映画「男はつらいよ夜霧にむせぶ寅次郎」のロケ地としてもこの温泉地は記録されており、寅さんが「一度は来てみたかった」と語る昭和の秘湯としての風情が今も変わらず残っています。
養老牛温泉の源泉かけ流し概要

出典:湯宿だいいち
泉質: ナトリウム・カルシウム-塩化物硫酸塩泉(中性低張性高温泉・旧泉質名:含石膏-食塩泉)
源泉温度: 80℃以上(高温自然湧出)
湯色: 無色透明・やわらかな肌触り
源泉かけ流し: 湯量豊富・高温のため加水調整あり・循環なし・かけ流し100%
効能: 神経痛・筋肉痛・リウマチ・腰痛・婦人病・打撲・冷え性・きりきず・末梢循環障害・皮膚乾燥症
旅の余韻

出典:湯宿だいいち
標津川のせせらぎが岩露天の縁を越えて届く夜、80℃の源泉を適温に調整した湯に体を沈めながら森の奥に耳を澄ませています。
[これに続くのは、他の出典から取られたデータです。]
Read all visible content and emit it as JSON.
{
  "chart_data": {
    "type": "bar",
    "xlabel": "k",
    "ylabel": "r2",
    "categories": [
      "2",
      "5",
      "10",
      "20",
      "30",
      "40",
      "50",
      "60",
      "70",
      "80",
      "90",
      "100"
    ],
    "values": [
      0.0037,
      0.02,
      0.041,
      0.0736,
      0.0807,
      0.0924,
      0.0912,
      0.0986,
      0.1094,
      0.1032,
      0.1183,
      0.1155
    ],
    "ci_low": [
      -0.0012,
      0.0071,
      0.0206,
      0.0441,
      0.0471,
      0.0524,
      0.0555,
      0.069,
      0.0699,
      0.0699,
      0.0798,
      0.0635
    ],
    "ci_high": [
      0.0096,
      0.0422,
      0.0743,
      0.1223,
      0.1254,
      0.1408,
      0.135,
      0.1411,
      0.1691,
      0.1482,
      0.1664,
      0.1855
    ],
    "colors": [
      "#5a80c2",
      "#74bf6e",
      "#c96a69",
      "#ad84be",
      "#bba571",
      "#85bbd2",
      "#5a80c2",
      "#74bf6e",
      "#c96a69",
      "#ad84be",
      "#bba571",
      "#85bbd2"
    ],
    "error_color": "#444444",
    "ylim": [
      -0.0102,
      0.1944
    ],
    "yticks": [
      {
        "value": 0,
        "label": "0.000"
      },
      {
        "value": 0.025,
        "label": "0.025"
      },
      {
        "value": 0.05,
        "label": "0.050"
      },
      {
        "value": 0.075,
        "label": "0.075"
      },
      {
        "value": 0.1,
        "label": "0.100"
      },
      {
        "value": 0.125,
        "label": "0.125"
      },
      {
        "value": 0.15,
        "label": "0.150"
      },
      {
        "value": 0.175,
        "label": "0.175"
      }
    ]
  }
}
シマフクロウの低い声が、静寂を破るように一度だけ響きました。
400年前にアイヌの人々が「薬の湯」として体を癒したこの温泉が、今日も変わらず標津川のほとりで湧き続けています。
開陽台で地球の丸みを感じ、神の子池のコバルトブルーに息をのみ、ヤマベの塩焼きを食べてから岩露天に浸かる。
養老牛温泉は、道東の旅を一段と深くしてくれる、中標津の奥座敷です。